The graph above is featured in a paper published by Google a couple of years ago detailing the first-generation Tensor Processing Unit (TPU). It’s a very insightful paper, because it compares the performance of Google’s TPU against two other processors. You can see three different Rooflines in the graph above: one in red, one in gold and one in blue. The blue Roofline represents the Google TPU, a special purpose-built piece of silicon that was specifically designed for AI inferencing. The NVIDIA K80 – a GPU designed to handle a larger class of operations – is in red. Represented in gold is the Roofline for the Intel Haswell CPU, a very general-purpose processor.
Source: N.Jouppi, et.al., “In-Datacenter Performance Analysis of a Tensor Processing UnitTM,” https://arxiv.org/ftp/arxiv/papers/1704/1704.04760.pdf
In the Google paper, 6 neural networks were coded for each of the different architectures. The stars show the architectures of neural networks that were coded for the Google TPU. The triangles are the same neural network architectures coded for the NVIDIA K80, while the circles are the same neural network architectures coded for the Intel Haswell processor. When you look at the neural networks running on the Intel Haswell and the NVIDIA K80, you will observe that many of the circles and triangles are under the flat part of the respective Rooflines – and many of them are under the slanted part of these Rooflines. This means some of the neural networks are limited by memory bandwidth, while others are more limited by compute performance for these processor architectures.

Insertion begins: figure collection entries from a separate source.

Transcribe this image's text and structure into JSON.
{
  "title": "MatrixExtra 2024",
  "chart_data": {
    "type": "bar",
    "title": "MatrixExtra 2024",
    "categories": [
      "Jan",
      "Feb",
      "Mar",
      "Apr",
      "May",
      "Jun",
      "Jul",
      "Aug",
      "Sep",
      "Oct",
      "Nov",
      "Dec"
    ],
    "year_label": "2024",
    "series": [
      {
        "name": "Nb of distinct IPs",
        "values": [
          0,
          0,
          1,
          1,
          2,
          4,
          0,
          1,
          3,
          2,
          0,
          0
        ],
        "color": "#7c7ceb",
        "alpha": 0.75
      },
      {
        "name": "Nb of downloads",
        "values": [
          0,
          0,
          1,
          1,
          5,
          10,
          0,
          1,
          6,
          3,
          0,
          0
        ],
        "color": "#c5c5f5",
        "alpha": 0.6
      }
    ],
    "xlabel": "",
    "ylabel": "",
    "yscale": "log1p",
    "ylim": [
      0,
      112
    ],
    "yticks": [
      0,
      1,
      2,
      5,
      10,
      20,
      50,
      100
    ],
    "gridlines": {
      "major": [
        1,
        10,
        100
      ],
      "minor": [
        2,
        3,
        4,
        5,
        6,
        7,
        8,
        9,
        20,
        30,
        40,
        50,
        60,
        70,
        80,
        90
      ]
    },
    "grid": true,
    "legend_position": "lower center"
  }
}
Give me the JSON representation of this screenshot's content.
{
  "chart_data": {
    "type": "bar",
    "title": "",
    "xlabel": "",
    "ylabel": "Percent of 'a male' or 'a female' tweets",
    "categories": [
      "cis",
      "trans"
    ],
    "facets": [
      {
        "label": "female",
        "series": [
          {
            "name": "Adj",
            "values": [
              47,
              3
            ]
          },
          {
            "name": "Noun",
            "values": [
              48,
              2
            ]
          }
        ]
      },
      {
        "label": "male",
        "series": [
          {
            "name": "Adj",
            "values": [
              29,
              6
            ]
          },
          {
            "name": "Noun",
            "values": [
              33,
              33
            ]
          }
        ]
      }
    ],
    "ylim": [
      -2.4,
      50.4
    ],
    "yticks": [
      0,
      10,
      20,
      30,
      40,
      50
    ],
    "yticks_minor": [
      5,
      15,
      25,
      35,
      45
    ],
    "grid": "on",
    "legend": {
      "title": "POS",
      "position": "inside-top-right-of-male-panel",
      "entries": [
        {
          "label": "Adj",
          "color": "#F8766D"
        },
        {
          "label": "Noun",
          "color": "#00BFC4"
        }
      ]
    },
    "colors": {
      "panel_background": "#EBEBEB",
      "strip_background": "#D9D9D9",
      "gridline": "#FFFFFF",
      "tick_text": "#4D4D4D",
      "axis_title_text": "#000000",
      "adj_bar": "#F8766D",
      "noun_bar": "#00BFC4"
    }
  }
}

However, when you look at the stars you see the majority lie on or under the sloped part of the Roofline for the Google TPU. This placement tells us that memory bandwidth is a critical bottleneck for machine learning applications running on these purpose-built AI processors. In fact, it’s part of the reason why Google used HBM (the highest bandwidth discrete DRAM memory available at the time) in future versions of the TPU. So, we can certainly infer that memory bandwidth is critical for AI silicon and applications.
Since memory is an important resource for AI chips, it is essential to make the best use of available bandwidth. Indeed, traditional scientific calculations are frequently executed as 32-bit and 64-bit floating point numbers. However, modern research has shown this level of precision isn’t needed to achieve good performance for machine learning applications. It turns out that many architectures use reduced precision, so instead of executing all calculations with 32-bit numbers, sometimes 16-bit, 8-bit, or even fewer bits are used. This approach of utilizing “reduced precision” numbers has the benefit of maximizing available bandwidth, because you can squeeze in more numbers, as each number now takes fewer bits to encode.